Filed Date: 6/26/2000
Status: Precedential
Modified Date: 11/1/2024
In an action to recover damages for personal injuries, the plaintiff appeals from an order of the Supreme Court, Richmond County (Lebowitz, J.), dated May 18, 1999, which granted the separate motions of the defendant and the third-party defendant for summary judgment dismissing the complaint.
Ordered that the order is affirmed, with one bill of costs.
After the defendant and third-party defendant made out prima facie cases for summary judgment, the plaintiff, in opposition to the motions, alleged for the first time that she was forced to walk through an automatic vehicle gate in a parking lot because of negligent snow removal.

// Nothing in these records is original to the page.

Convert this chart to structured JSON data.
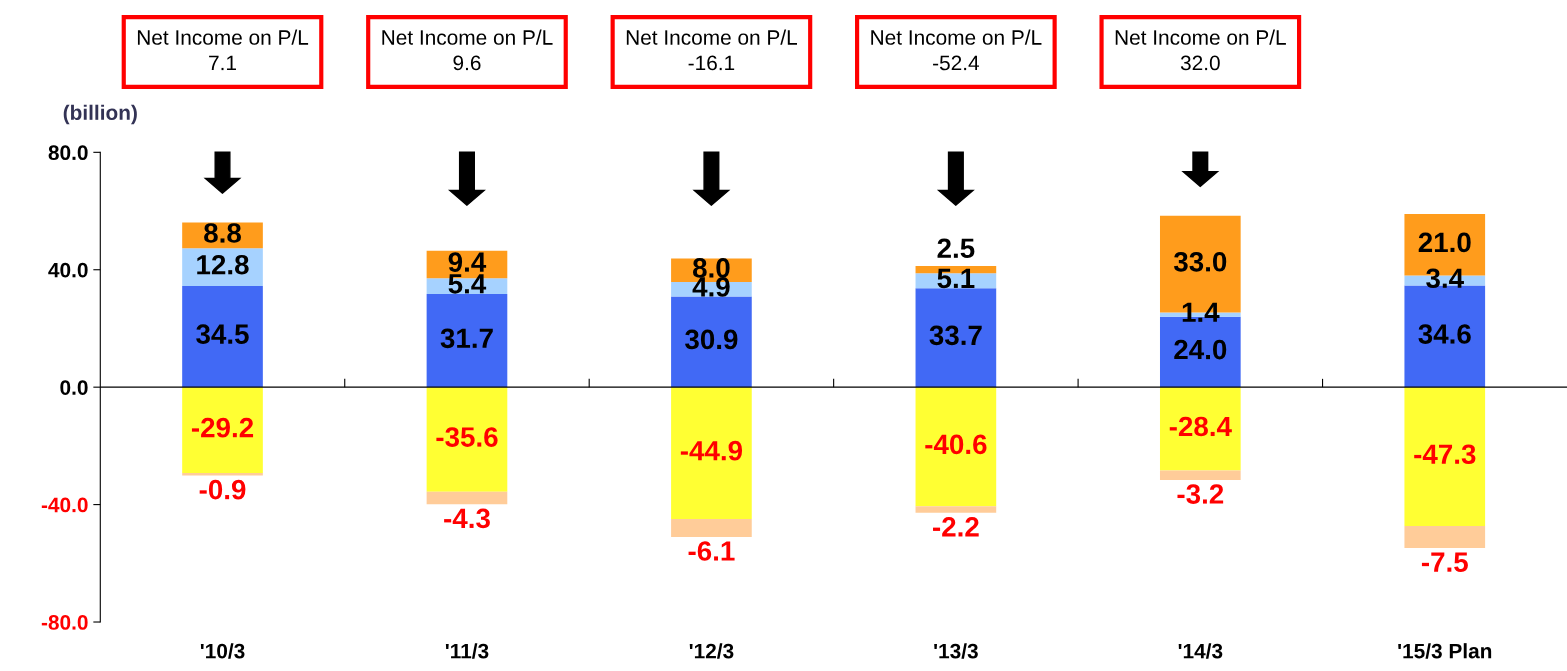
{
  "chart_data": {
    "type": "bar",
    "stacked": true,
    "ylabel": "(billion)",
    "categories": [
      "'10/3",
      "'11/3",
      "'12/3",
      "'13/3",
      "'14/3",
      "'15/3 Plan"
    ],
    "series": [
      {
        "color": "#4169f5",
        "values": [
          34.5,
          31.7,
          30.9,
          33.7,
          24.0,
          34.6
        ],
        "value_labels": [
          "34.5",
          "31.7",
          "30.9",
          "33.7",
          "24.0",
          "34.6"
        ]
      },
      {
        "color": "#a6d2ff",
        "values": [
          12.8,
          5.4,
          4.9,
          5.1,
          1.4,
          3.4
        ],
        "value_labels": [
          "12.8",
          "5.4",
          "4.9",
          "5.1",
          "1.4",
          "3.4"
        ]
      },
      {
        "color": "#ff9c1c",
        "values": [
          8.8,
          9.4,
          8.0,
          2.5,
          33.0,
          21.0
        ],
        "value_labels": [
          "8.8",
          "9.4",
          "8.0",
          "2.5",
          "33.0",
          "21.0"
        ]
      },
      {
        "color": "#ffff33",
        "values": [
          -29.2,
          -35.6,
          -44.9,
          -40.6,
          -28.4,
          -47.3
        ],
        "value_labels": [
          "-29.2",
          "-35.6",
          "-44.9",
          "-40.6",
          "-28.4",
          "-47.3"
        ]
      },
      {
        "color": "#ffcc99",
        "values": [
          -0.9,
          -4.3,
          -6.1,
          -2.2,
          -3.2,
          -7.5
        ],
        "value_labels": [
          "-0.9",
          "-4.3",
          "-6.1",
          "-2.2",
          "-3.2",
          "-7.5"
        ]
      }
    ],
    "ylim": [
      -80,
      80
    ],
    "yticks": [
      {
        "value": -80,
        "label": "-80.0"
      },
      {
        "value": -40,
        "label": "-40.0"
      },
      {
        "value": 0,
        "label": "0.0"
      },
      {
        "value": 40,
        "label": "40.0"
      },
      {
        "value": 80,
        "label": "80.0"
      }
    ],
    "ref_lines": [
      {
        "axis": "y",
        "value": 0,
        "color": "#000000"
      }
    ],
    "annotations": [
      "Net Income on P/L\n7.1",
      "Net Income on P/L\n9.6",
      "Net Income on P/L\n-16.1",
      "Net Income on P/L\n-52.4",
      "Net Income on P/L\n32.0"
    ]
  }
}
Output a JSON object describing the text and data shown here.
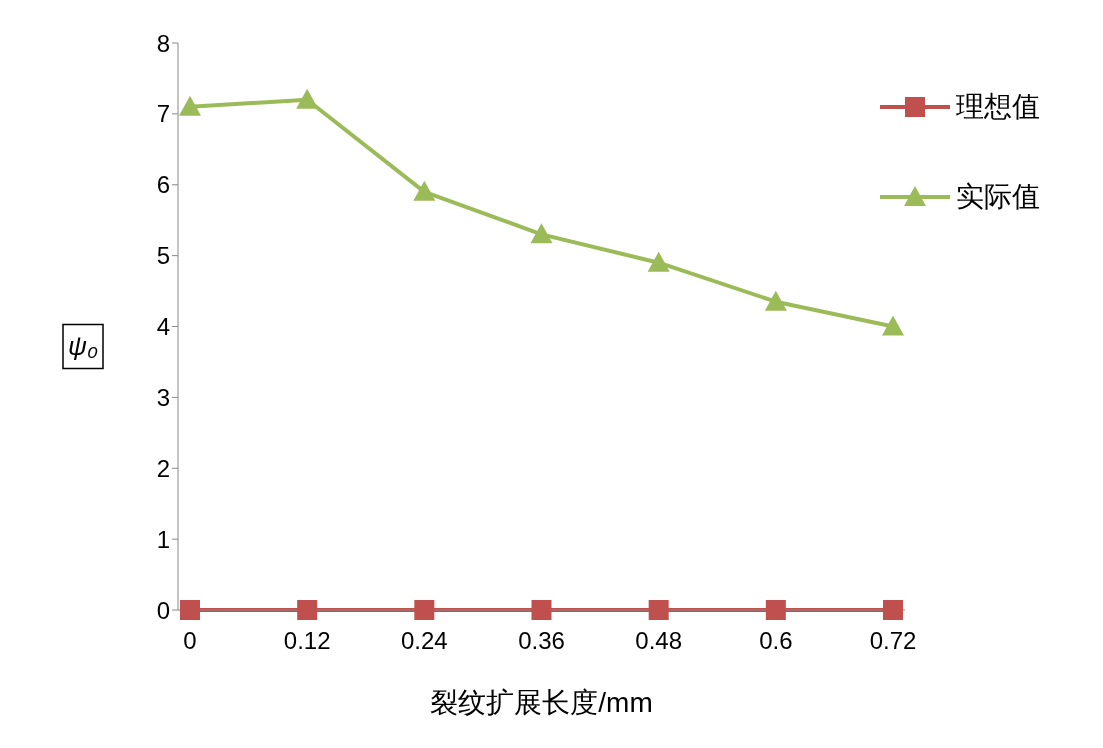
{
  "chart_data": {
    "type": "line",
    "xlabel": "裂纹扩展长度/mm",
    "ylabel": "ψ₀",
    "categories": [
      "0",
      "0.12",
      "0.24",
      "0.36",
      "0.48",
      "0.6",
      "0.72"
    ],
    "series": [
      {
        "name": "理想值",
        "color": "#c0504d",
        "marker": "square",
        "values": [
          0,
          0,
          0,
          0,
          0,
          0,
          0
        ]
      },
      {
        "name": "实际值",
        "color": "#9bbb59",
        "marker": "triangle",
        "values": [
          7.1,
          7.2,
          5.9,
          5.3,
          4.9,
          4.35,
          4.0
        ]
      }
    ],
    "ylim": [
      0,
      8
    ],
    "yticks": [
      0,
      1,
      2,
      3,
      4,
      5,
      6,
      7,
      8
    ],
    "grid": false,
    "legend": "top right",
    "line_style": "solid"
  }
}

The Supreme Court appropriately refused to consider the allegation. A plaintiff cannot defeat an otherwise proper motion for summary judgment by asserting a new theory of liability for negligence for the first time in opposition to the motion (see, Scanlon v Stuyvesant Plaza, 195 AD2d 854; Alvarez v Lindsay Park Hous. Corp., 175 AD2d 225). Accordingly, the Supreme Court properly granted the motions for summary judgment.
The plaintiff’s remaining contentions are without merit. O’Brien, J. P., Goldstein, Luciano and Smith, JJ., concur.